While there may not be protests immediately, Scott says that the measures are sure to "intensify the sense of discrimination these populations feel, not only in France, but throughout Western Europe."
Scott rejects the arguments advanced by French politicians that women’s rights are being protected by the ban, and that the burqa is dangerous for national security. "French politicians have shown little interest in equality for women in general," she said, and noted that the law exempts face coverings "like ski masks and other such items which also can be used to conceal the identities of burglars and terrorists."

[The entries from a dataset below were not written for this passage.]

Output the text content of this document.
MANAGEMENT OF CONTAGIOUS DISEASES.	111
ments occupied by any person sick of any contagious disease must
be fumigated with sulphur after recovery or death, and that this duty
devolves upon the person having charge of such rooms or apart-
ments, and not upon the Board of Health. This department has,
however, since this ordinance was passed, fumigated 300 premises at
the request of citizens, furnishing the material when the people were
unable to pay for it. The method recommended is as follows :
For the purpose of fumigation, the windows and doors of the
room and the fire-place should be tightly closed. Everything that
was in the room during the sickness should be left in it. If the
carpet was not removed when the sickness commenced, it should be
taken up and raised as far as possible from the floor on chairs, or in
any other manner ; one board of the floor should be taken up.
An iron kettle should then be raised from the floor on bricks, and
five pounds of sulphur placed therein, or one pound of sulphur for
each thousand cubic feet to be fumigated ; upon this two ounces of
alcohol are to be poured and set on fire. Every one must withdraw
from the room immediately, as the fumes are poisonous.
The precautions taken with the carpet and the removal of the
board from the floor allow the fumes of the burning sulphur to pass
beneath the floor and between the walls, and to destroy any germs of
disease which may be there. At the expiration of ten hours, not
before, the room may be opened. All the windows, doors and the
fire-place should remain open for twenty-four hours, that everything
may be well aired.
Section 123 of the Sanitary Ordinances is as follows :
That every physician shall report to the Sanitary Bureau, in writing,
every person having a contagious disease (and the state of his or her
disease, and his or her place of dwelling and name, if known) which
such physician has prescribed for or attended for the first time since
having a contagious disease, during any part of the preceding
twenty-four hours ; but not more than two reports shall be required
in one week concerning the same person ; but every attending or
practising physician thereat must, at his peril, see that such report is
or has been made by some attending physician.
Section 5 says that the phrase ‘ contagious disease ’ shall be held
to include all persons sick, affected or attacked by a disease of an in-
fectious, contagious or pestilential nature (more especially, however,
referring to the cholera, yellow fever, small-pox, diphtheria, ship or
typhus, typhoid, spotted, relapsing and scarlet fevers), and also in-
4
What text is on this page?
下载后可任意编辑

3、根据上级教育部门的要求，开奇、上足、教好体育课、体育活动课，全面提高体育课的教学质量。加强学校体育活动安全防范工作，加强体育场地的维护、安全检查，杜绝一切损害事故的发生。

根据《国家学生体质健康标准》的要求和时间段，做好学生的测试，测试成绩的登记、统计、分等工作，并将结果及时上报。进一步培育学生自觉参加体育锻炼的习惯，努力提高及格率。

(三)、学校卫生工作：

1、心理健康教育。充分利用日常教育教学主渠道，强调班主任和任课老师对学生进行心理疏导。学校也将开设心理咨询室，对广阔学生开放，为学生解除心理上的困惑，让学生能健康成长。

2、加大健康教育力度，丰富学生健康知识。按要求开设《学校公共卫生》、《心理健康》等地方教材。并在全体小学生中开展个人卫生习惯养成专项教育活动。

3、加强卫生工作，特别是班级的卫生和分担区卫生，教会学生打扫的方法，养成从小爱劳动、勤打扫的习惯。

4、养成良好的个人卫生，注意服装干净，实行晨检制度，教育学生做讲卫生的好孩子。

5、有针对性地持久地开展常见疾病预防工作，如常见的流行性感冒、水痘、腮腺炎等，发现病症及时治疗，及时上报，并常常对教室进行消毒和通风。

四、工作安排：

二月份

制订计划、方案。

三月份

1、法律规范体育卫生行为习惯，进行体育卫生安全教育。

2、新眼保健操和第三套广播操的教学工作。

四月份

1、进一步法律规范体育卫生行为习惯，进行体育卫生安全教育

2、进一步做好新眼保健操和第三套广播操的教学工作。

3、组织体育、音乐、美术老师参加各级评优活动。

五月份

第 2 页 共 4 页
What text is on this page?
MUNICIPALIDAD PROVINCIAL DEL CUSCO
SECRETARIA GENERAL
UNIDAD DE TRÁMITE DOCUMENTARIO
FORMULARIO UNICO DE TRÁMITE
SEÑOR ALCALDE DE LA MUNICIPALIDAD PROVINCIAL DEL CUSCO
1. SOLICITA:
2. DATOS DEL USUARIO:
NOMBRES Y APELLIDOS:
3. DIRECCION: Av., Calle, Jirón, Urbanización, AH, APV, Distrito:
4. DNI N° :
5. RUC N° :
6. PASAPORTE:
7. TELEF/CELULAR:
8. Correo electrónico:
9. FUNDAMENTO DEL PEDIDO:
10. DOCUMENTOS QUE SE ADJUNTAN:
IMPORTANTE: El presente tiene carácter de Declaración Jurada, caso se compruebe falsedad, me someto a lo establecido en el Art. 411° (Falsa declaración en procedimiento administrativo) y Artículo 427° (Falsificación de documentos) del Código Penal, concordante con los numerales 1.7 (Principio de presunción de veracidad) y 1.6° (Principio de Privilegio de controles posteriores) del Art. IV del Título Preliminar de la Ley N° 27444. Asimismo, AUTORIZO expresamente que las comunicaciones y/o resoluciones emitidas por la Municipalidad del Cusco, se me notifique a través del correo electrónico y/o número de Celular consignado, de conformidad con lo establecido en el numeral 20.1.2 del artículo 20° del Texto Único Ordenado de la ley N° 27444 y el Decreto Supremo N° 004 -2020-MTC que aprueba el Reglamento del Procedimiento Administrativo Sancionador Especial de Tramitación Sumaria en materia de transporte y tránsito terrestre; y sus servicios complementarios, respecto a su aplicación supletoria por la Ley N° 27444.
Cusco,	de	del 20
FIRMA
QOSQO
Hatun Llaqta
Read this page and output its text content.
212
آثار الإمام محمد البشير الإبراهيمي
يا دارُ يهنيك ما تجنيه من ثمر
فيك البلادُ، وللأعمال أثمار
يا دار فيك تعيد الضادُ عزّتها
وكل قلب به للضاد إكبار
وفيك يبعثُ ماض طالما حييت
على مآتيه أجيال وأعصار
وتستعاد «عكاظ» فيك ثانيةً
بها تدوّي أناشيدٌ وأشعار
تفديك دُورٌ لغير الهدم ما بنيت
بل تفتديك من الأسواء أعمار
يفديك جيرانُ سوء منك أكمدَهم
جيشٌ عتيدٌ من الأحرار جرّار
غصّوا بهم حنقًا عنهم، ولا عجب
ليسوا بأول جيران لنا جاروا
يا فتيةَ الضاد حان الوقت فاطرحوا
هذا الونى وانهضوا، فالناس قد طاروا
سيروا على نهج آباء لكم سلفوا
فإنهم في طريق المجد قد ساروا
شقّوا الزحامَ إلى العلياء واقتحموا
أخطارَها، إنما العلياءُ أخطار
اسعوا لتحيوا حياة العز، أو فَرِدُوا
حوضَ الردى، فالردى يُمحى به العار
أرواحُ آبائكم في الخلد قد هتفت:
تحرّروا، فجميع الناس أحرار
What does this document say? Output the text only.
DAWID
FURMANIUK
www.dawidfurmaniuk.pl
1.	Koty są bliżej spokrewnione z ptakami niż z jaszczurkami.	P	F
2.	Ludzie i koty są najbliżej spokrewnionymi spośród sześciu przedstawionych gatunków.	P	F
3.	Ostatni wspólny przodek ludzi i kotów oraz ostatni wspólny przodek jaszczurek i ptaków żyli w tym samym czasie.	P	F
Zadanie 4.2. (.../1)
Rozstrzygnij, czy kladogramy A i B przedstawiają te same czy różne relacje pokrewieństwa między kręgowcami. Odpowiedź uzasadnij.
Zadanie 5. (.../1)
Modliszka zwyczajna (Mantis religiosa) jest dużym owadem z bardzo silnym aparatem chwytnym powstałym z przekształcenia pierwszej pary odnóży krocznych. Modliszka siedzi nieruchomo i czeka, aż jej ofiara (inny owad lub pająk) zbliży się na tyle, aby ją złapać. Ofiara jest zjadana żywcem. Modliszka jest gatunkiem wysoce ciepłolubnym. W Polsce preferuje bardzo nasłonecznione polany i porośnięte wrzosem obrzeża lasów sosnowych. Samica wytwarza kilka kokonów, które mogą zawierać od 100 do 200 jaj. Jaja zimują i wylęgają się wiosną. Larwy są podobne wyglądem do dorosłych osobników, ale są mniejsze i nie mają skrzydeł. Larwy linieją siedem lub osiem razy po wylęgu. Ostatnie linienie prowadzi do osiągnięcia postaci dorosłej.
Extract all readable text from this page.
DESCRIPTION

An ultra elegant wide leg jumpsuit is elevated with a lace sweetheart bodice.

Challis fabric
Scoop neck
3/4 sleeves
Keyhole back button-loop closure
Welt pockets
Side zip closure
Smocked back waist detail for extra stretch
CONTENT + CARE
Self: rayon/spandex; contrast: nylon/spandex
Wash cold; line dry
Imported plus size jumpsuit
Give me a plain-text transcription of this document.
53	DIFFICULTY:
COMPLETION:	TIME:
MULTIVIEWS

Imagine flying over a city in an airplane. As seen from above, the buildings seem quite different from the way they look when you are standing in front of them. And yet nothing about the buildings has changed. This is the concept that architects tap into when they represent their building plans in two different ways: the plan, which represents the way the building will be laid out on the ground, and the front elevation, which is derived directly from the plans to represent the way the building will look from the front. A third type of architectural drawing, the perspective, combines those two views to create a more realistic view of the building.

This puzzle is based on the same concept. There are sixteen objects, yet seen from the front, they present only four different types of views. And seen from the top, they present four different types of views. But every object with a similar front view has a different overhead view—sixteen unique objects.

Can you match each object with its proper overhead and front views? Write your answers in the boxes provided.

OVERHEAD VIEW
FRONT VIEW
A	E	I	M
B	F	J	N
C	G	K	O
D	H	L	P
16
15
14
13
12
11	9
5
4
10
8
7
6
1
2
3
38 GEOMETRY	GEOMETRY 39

Essentially, Scott says, the ban is a form of racism. "There is a long history of discrimination against Muslim populations tied, in some countries like France, to histories of colonialism, and in others to 'guest worker' policies that looked upon these migrants as a source of cheap labor and ever expected to have to integrate them into the nation," she says. "Whether these countries can develop a more open accommodation, a greater tolerance for heterogeneity in their populations, is an open question."
It's no coincidence that that legislation was passed on the eve of Bastille Day, says Scott. The law is "a way of insisting on a singular version of national identity that necessarily excludes those whose beliefs and customs are 'different' from those of the dominant culture."